Note that one of the suggestions in 
https://datatracker.ietf.org/doc/draft-ginsberg-lsr-isis-flooding-scale/  is to 
prioritize the reception of SNPs over LSPs so that we are less likely to drop 
ACKs.
It is not clear to me why you think SNP generation would be an issue.
Once a received LSP is processed one of the outputs is to set a per interface 
flag indicating that an ACK (PSNP) needs to be sent (SSN flag). Implementations 
usually implement some small delay so that multiple ACKs can be sent in a 
single PSNP – but I do not see why this should be viewed as a bottleneck.

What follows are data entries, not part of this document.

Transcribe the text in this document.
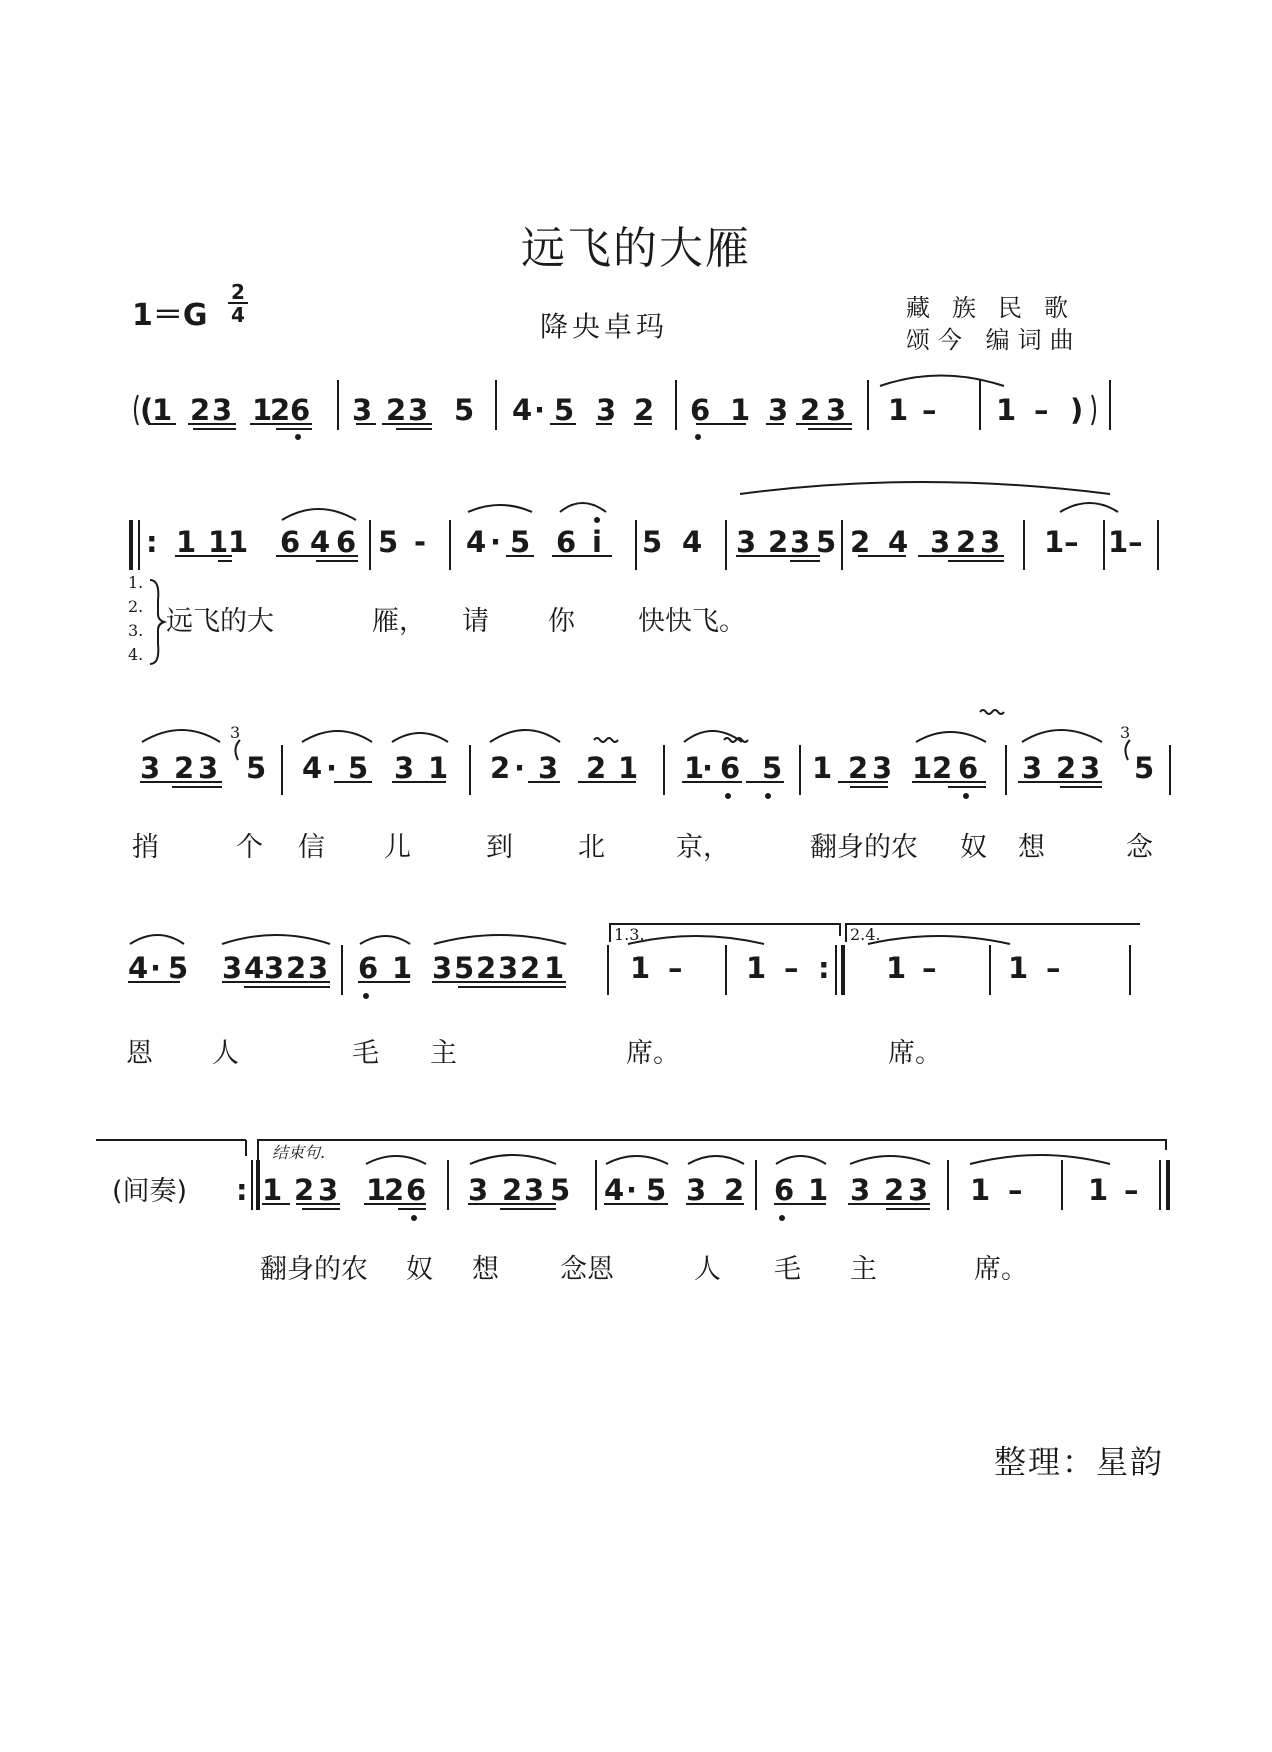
远飞的大雁
1＝G
2
4	降央卓玛
藏族民歌
颂今 编词曲
(
1 2 3 1
2 6 3 2 3 5 4 · 5 3 2 6 1 3 2 3 1 – 1 – )
: 1 1 1 6 4 6 5 - 4 · 5 6 i 5 4 3 2 3 5 2 4 3 2 3 1– 1–
3 2 3 5 4 · 5 3 1 2 · 3 2 1 1
· 6 5 1 2 3 1 2 6 3 2 3 5
4 · 5 3 4 3 2 3 6 1 3 5 2 3 2 1 1 – 1 – : 1 – 1 –
: 1 2 3 1
2 6 3 2 3 5 4 · 5 3 2 6 1 3 2 3 1 – 1 –
3	3
1.3.	2.4.
1.
2.
3.
4.
(间奏)
结束句.
远飞的大	雁， 请 你 快快飞。
捎	个 信 儿	到 北	京，	翻身的农 奴 想	念
恩 人	毛 主	席。	席。
翻身的农 奴 想 念恩	人 毛 主	席。
整理：星韵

If your concern is that we need to emphasize the importance of sending timely 
ACKs, I think we could look at text that makes that point.

   Les


From: Lsr <lsr-boun...@ietf.org> On Behalf Of Robert Raszuk
Sent: Wednesday, February 19, 2020 1:07 AM
To: Les Ginsberg (ginsberg) <ginsb...@cisco.com>
Cc: lsr@ietf.org
Subject: Re: [Lsr] Flow Control Discussion for IS-IS Flooding Speed

Hi Les & all,

Watching this discussion I would like to state that IMO going with transmitter 
based rate limiting (I would not call it flow control) is much easier option to 
deploy and operate. It also has no dependency across other side of p2p adj 
which is a very important factor. The only issue here is if generation of 
[P|C]SNPs is fast enough.

Receiver based flow control is simple in flow theory however I have a feeling 
that if we are to go that path we would be much better to actually run ISIS 
flooding over DC-TCP and avoid reinventing the wheel.

Thx,
Robert.

On Wed, Feb 19, 2020 at 3:26 AM Les Ginsberg (ginsberg) 
<ginsb...@cisco.com<mailto:ginsb...@cisco.com>> wrote:
Two recent drafts advocate for the use of faster LSP flooding speeds in IS-IS:

https://datatracker.ietf.org/doc/draft-decraene-lsr-isis-flooding-speed/
https://datatracker.ietf.org/doc/draft-ginsberg-lsr-isis-flooding-scale/

There is strong agreement on two key points:

1)Modern networks require much faster flooding speeds than are commonly in use 
today

2)To deploy faster flooding speeds safely some form of flow control is needed

The key point of contention between the two drafts is how flow control should 
be implemented.

https://datatracker.ietf.org/doc/draft-decraene-lsr-isis-flooding-speed/ 
advocates for a receiver based flow control where the receiver advertises in 
hellos the parameters which indicate the rate/burst size which the receiver is 
capable of supporting on the interface. Senders are required to limit the rate 
of LSP transmission on that interface in accordance with the values advertised 
by the receiver.

https://datatracker.ietf.org/doc/draft-ginsberg-lsr-isis-flooding-scale/  
advocates for a transmit based flow control where the transmitter monitors the 
number of unacknowledged LSPs sent on each interface and implements a backoff 
algorithm to slow the rate of sending LSPs based on the length of the per 
interface unacknowledged queue.

While other differences between the two drafts exist, it is fair to say that if 
agreement could be reached on the form of flow control  then it is likely other 
issues could be resolved easily.

This email starts the discussion regarding the flow control issue.